Но это не вся я… Есть я бунтующая, есть я, добивающаяся успехов в бизнесе, растящая двоих детей и одновременно работающая, полностью себя обеспечивающая я, прошедшая многое и ставшая словно воин, проходящий там, где другой завязнет, сдастся, расплачется в бессилии. Это скорее я-воин Татьяна…
Почему это словно две отдельные части меня? Почему они словно даже не знакомы друг с другом? Да потому что сильная раньше не знала о слабой! Ее решения никогда не учитывали Танюшу! А слабая, в свою очередь, украдкой брала хоть что-то для себя, в том числе убегая из невыносимой нагрузки, которую выбрала сильная часть, в употребление. Если сильная начнет слушать, учитывать, а главное – защищать слабую, то все встанет на свои места! Она не беззащитна! Сильная часть позаботится о слабой.
«Я с тобой!» – прошептали губы, и защипало в глазах. Я с тобой, я с тобой, я с тобой…
Вечером в столовой, на импровизированной отвальной, остальные реабилитанты желали ей сил и никогда не возвращаться в ребцентр. Утром, после произнесения благодарности всем ребятам, консультантам, докторам, психологу и директору центра, она собрала свои вещи и вышла с сумкой на улицу. На заснеженной парковке стоял джип мужа. Задняя дверь распахнулась, и из машины выскочили дети, тут же побежавшие с криками «мамочка!» ей навстречу… Они были такими маленькими, такими живыми и такими, несмотря ни на что, щедрыми в своей любви…

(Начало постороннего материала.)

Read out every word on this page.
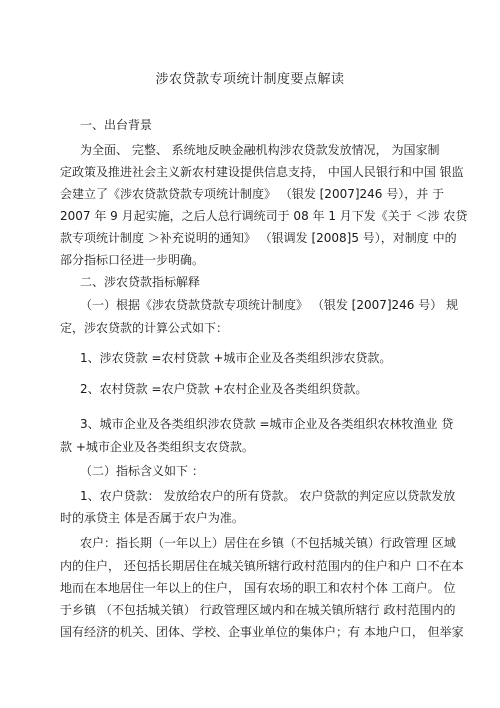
涉农贷款专项统计制度要点解读
一、出台背景
为全面、 完整、 系统地反映金融机构涉农贷款发放情况， 为国家制
定政策及推进社会主义新农村建设提供信息支持， 中国人民银行和中国 银监
会建立了《涉农贷款贷款专项统计制度》 （银发 [2007]246 号），并 于
2007 年 9 月起实施，之后人总行调统司于 08 年 1 月下发《关于 ＜涉 农贷
款专项统计制度 ＞补充说明的通知》 （银调发 [2008]5 号），对制度 中的
部分指标口径进一步明确。
二、涉农贷款指标解释
（一）根据《涉农贷款贷款专项统计制度》 （银发 [2007]246 号） 规
定，涉农贷款的计算公式如下：
1、涉农贷款 =农村贷款 +城市企业及各类组织涉农贷款。
2、农村贷款 =农户贷款 +农村企业及各类组织贷款。
3、城市企业及各类组织涉农贷款 =城市企业及各类组织农林牧渔业 贷
款 +城市企业及各类组织支农贷款。
（二）指标含义如下 ：
1、农户贷款： 发放给农户的所有贷款。 农户贷款的判定应以贷款发放
时的承贷主 体是否属于农户为准。
农户：指长期（一年以上）居住在乡镇（不包括城关镇）行政管理 区域
内的住户， 还包括长期居住在城关镇所辖行政村范围内的住户和户 口不在本
地而在本地居住一年以上的住户， 国有农场的职工和农村个体 工商户。 位
于乡镇 （不包括城关镇） 行政管理区域内和在城关镇所辖行 政村范围内的
国有经济的机关、团体、学校、企事业单位的集体户；有 本地户口， 但举家
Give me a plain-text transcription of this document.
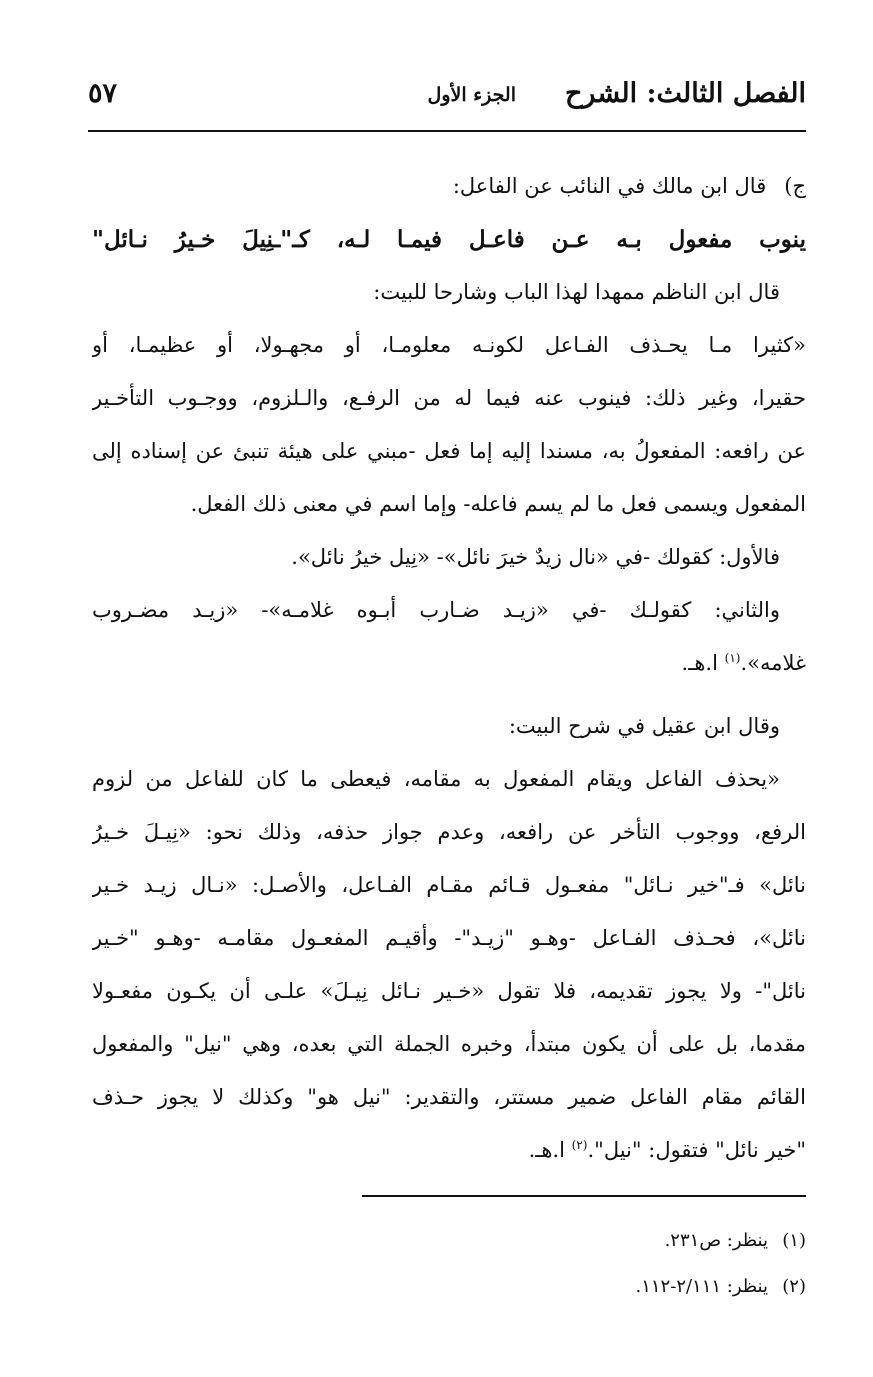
الفصل الثالث: الشرح
الجزء الأول
٥٧
ج)قال ابن مالك في النائب عن الفاعل:
ينوب مفعول بـه عـن فاعـل فيمـا لـه، كـ"ـنِيلَ خـيرُ نـائل"
قال ابن الناظم ممهدا لهذا الباب وشارحا للبيت:
«كثيرا مـا يحـذف الفـاعل لكونـه معلومـا، أو مجهـولا، أو عظيمـا، أو
حقيرا، وغير ذلك: فينوب عنه فيما له من الرفـع، والـلزوم، ووجـوب التأخـير
عن رافعه: المفعولُ به، مسندا إليه إما فعل -مبني على هيئة تنبئ عن إسناده إلى
المفعول ويسمى فعل ما لم يسم فاعله- وإما اسم في معنى ذلك الفعل.
فالأول: كقولك -في «نال زيدٌ خيرَ نائل»- «نِيل خيرُ نائل».
والثاني: كقولـك -في «زيـد ضـارب أبـوه غلامـه»- «زيـد مضـروب
غلامه».$^{(١)}$ ا.هـ.
وقال ابن عقيل في شرح البيت:
«يحذف الفاعل ويقام المفعول به مقامه، فيعطى ما كان للفاعل من لزوم
الرفع، ووجوب التأخر عن رافعه، وعدم جواز حذفه، وذلك نحو: «نِيـلَ خـيرُ
نائل» فـ"خير نـائل" مفعـول قـائم مقـام الفـاعل، والأصـل: «نـال زيـد خـير
نائل»، فحـذف الفـاعل -وهـو "زيـد"- وأقيـم المفعـول مقامـه -وهـو "خـير
نائل"- ولا يجوز تقديمه، فلا تقول «خـير نـائل نِيـلَ» علـى أن يكـون مفعـولا
مقدما، بل على أن يكون مبتدأ، وخبره الجملة التي بعده، وهي "نيل" والمفعول
القائم مقام الفاعل ضمير مستتر، والتقدير: "نيل هو" وكذلك لا يجوز حـذف
"خير نائل" فتقول: "نيل".$^{(٢)}$ ا.هـ.
(١)ينظر: ص٢٣١.
(٢)ينظر: ٢/١١١-١١٢.
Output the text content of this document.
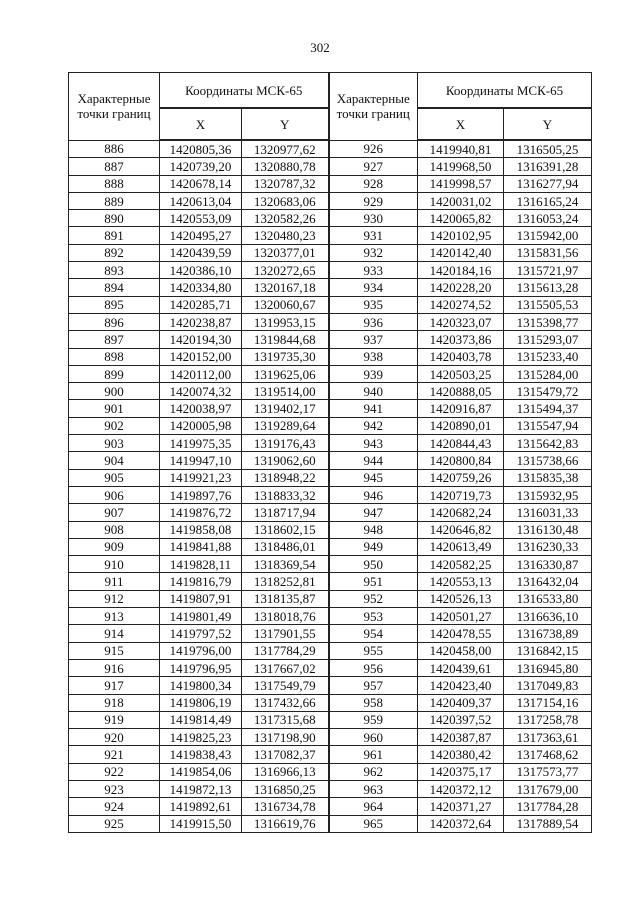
302
Характерные точки границ	Координаты МСК-65		Характерные точки границ	Координаты МСК-65	
	X	Y		X	Y
886	1420805,36	1320977,62	926	1419940,81	1316505,25
887	1420739,20	1320880,78	927	1419968,50	1316391,28
888	1420678,14	1320787,32	928	1419998,57	1316277,94
889	1420613,04	1320683,06	929	1420031,02	1316165,24
890	1420553,09	1320582,26	930	1420065,82	1316053,24
891	1420495,27	1320480,23	931	1420102,95	1315942,00
892	1420439,59	1320377,01	932	1420142,40	1315831,56
893	1420386,10	1320272,65	933	1420184,16	1315721,97
894	1420334,80	1320167,18	934	1420228,20	1315613,28
895	1420285,71	1320060,67	935	1420274,52	1315505,53
896	1420238,87	1319953,15	936	1420323,07	1315398,77
897	1420194,30	1319844,68	937	1420373,86	1315293,07
898	1420152,00	1319735,30	938	1420403,78	1315233,40
899	1420112,00	1319625,06	939	1420503,25	1315284,00
900	1420074,32	1319514,00	940	1420888,05	1315479,72
901	1420038,97	1319402,17	941	1420916,87	1315494,37
902	1420005,98	1319289,64	942	1420890,01	1315547,94
903	1419975,35	1319176,43	943	1420844,43	1315642,83
904	1419947,10	1319062,60	944	1420800,84	1315738,66
905	1419921,23	1318948,22	945	1420759,26	1315835,38
906	1419897,76	1318833,32	946	1420719,73	1315932,95
907	1419876,72	1318717,94	947	1420682,24	1316031,33
908	1419858,08	1318602,15	948	1420646,82	1316130,48
909	1419841,88	1318486,01	949	1420613,49	1316230,33
910	1419828,11	1318369,54	950	1420582,25	1316330,87
911	1419816,79	1318252,81	951	1420553,13	1316432,04
912	1419807,91	1318135,87	952	1420526,13	1316533,80
913	1419801,49	1318018,76	953	1420501,27	1316636,10
914	1419797,52	1317901,55	954	1420478,55	1316738,89
915	1419796,00	1317784,29	955	1420458,00	1316842,15
916	1419796,95	1317667,02	956	1420439,61	1316945,80
917	1419800,34	1317549,79	957	1420423,40	1317049,83
918	1419806,19	1317432,66	958	1420409,37	1317154,16
919	1419814,49	1317315,68	959	1420397,52	1317258,78
920	1419825,23	1317198,90	960	1420387,87	1317363,61
921	1419838,43	1317082,37	961	1420380,42	1317468,62
922	1419854,06	1316966,13	962	1420375,17	1317573,77
923	1419872,13	1316850,25	963	1420372,12	1317679,00
924	1419892,61	1316734,78	964	1420371,27	1317784,28
925	1419915,50	1316619,76	965	1420372,64	1317889,54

Одним из важнейших условий выздоровления алкоголика является взятие ответственности за организацию собственной безопасности от вещества. Как если бы вы сгорали на ярком солнце, вашей прямой ответственностью было бы выстраивать свою жизнь так, чтобы как можно реже чувствительная кожа соприкасалась с прямыми солнечными лучами.
Границы безопасности – это осознанный выбор поведения, маршрутов и контактов так, чтобы как можно реже провоцировать появление тяги к веществу. По сути, первый год выздоровления – это отодвинуть в сторону всё (не строить амбициозных планов по работе, не вступать в отношения, не подвергать себя еще какому-либо серьезному стрессу), а заниматься исключительно собой и своей трезвостью.
Будет стабильная трезвость – появится и все остальное. Не будет трезвости – не будет ничего.
И если в теории этот выбор звучит довольно просто, то на практике набраться терпения и сфокусироваться исключительно на себе – не на том, что хочется, а на том, что в этот период важно и полезно, – не так-то и легко.
В самом простом виде границы безопасности – это не встречаться с употребляющими людьми, не пробовать пока решать отношения, которые могут поднять слишком много чувств, не перегружать себя работой и амбициями, не посещать алкогольные отделы магазинов, не держать дома бокалы, рюмки и фужеры, даже не слушать музыку и не смотреть фильмы, которые могут поднять тягу. Максимально следить за тем, чтобы мозг не выкинул горсточку эндорфинов (предвкушающих употребление), с которой будет, возможно, сложно справиться.
Но, как вы понимаете, суть не столько в конкретных правилах, сколько в целом в развороте всего внутреннего мира на 180 градусов. Я забывал себя – теперь мне нужно постоянно помнить, я привык к одному образу жизни – теперь я выбираю совсем другой, я никогда не находил сил останавливать собственные страсти – теперь мне нужен постоянный ресурс ежедневно структурировать жизнь так, чтобы они не появились.